The market seems to resemble a rocking horse, which is moving but making no progress. In fact the state of the stock markets can be best described in the words of yesteryear’s Bollywood villain Ajit, known for his one-liners. The punishment he prescribed for one of his enemies was - “…Robert, isko liquid oxygen may daal do! Liquid issay jeenay naïf degaa, oxygen issay marnay nahi degaa! (Robert, put him in liquid oxygen. The liquid won't let him survive, the oxygen won't let him die.)
The Indian stock markets too appear to have reached a state of ‘liquid oxygen.’ The main indices are neither displaying confidence on their way up nor showing signs of panic on their way down. No wonder market commentators, for lack of other reason are found constantly and conveniently shuffling words like risk appetite and risk aversion and consolidation at regular intervals.
Take the case of the last three months; the BSE Sensex is down a little over a per cent while for the last six months, the benchmark index has been flat. All this when FIIs have poured in Rs307bn YTD. After being record sellers of Rs529.9bn in Indian shares in 2008, FII inflows from overseas reached a record Rs834.2bn in 2009. This exceeded the high set two years ago in local currency terms. The Sensex gained 81% in 2009, its best since 1991.
The bulls and bears seem to be equally tired but let’s look at both the sides. The bull case for India is simple; the Indian economy in real terms is doing extremely well. I think Indian corporates have come out of the shock events of 2008 much stronger, barring a few sectors like real estate. The confidence is back and Indian companies have done what they need to with their business models and strategies. On the technical front, outstanding positions (odiya in market parlance) is a pittance compared to heady days of January 2008. This points that correction will not get the usual snow balling effect due to margin calls.
The bear case on the other hand is that in spite of India being on a strong wicket, external events can pull the trigger and cause short term correction. Secondly, the retail participation has still not taken off as it ought to have. The retail investor and potential market entrants remain skeptic. That explains why the whole rally of 2009 has taken most people by surprise. The market went up with majority people neither physically nor mentally participating in it. The current situation is precariously poised as any negative news can throw a spoke in the wheels of an already tired market.
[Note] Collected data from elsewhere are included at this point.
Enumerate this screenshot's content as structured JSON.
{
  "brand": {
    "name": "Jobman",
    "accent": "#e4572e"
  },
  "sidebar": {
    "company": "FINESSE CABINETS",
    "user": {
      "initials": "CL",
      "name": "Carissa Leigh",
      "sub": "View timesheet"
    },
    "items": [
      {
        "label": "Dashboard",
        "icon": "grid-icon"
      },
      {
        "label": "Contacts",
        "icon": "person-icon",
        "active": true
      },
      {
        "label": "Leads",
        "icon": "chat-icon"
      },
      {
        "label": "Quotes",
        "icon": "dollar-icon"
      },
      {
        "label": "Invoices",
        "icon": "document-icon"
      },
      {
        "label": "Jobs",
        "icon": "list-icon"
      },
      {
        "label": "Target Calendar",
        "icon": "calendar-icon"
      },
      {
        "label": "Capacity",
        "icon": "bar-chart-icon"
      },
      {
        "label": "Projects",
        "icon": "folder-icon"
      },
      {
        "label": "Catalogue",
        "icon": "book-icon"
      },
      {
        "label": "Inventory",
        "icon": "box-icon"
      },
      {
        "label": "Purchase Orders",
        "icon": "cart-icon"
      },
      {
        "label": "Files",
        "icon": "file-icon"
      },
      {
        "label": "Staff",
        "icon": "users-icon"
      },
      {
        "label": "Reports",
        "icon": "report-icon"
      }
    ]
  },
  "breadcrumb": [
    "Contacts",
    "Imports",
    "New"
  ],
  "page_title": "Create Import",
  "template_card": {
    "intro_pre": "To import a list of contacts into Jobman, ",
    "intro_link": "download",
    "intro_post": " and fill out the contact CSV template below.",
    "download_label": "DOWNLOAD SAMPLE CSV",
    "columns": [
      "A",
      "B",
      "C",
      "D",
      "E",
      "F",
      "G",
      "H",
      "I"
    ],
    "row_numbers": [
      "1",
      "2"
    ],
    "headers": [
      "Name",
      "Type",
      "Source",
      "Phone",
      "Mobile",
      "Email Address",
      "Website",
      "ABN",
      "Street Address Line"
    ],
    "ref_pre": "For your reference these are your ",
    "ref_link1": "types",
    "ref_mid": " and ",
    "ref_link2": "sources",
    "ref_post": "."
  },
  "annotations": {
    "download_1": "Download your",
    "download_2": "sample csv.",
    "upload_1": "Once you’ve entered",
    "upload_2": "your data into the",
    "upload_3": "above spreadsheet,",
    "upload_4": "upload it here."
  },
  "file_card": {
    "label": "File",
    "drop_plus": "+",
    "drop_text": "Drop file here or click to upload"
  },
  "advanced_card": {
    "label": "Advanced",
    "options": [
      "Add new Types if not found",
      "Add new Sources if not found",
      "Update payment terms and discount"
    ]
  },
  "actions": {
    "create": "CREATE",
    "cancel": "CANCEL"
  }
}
Plenty of bad news continue to pour from US, Europe, China and elsewhere. To add further misery we have an oil spill of BP which has left its stains on the markets too. Sometimes you hear some troubling news from North Korea, a country now described as having too many weapons but not enough food. Concerns of China’s tightening measures and the never-ending sovereign debt crises in the euro-zone will continue to cast an ugly shadow on markets worldwide, including ours.
So the scene around the globe is not so good but India is shining like a beacon. It is like a shining sun crowded by threatening clouds. Some see a silver lining. Others find a rainbow. For now, it is very difficult to conclude whether the rainbow will lead us to a pot of gold.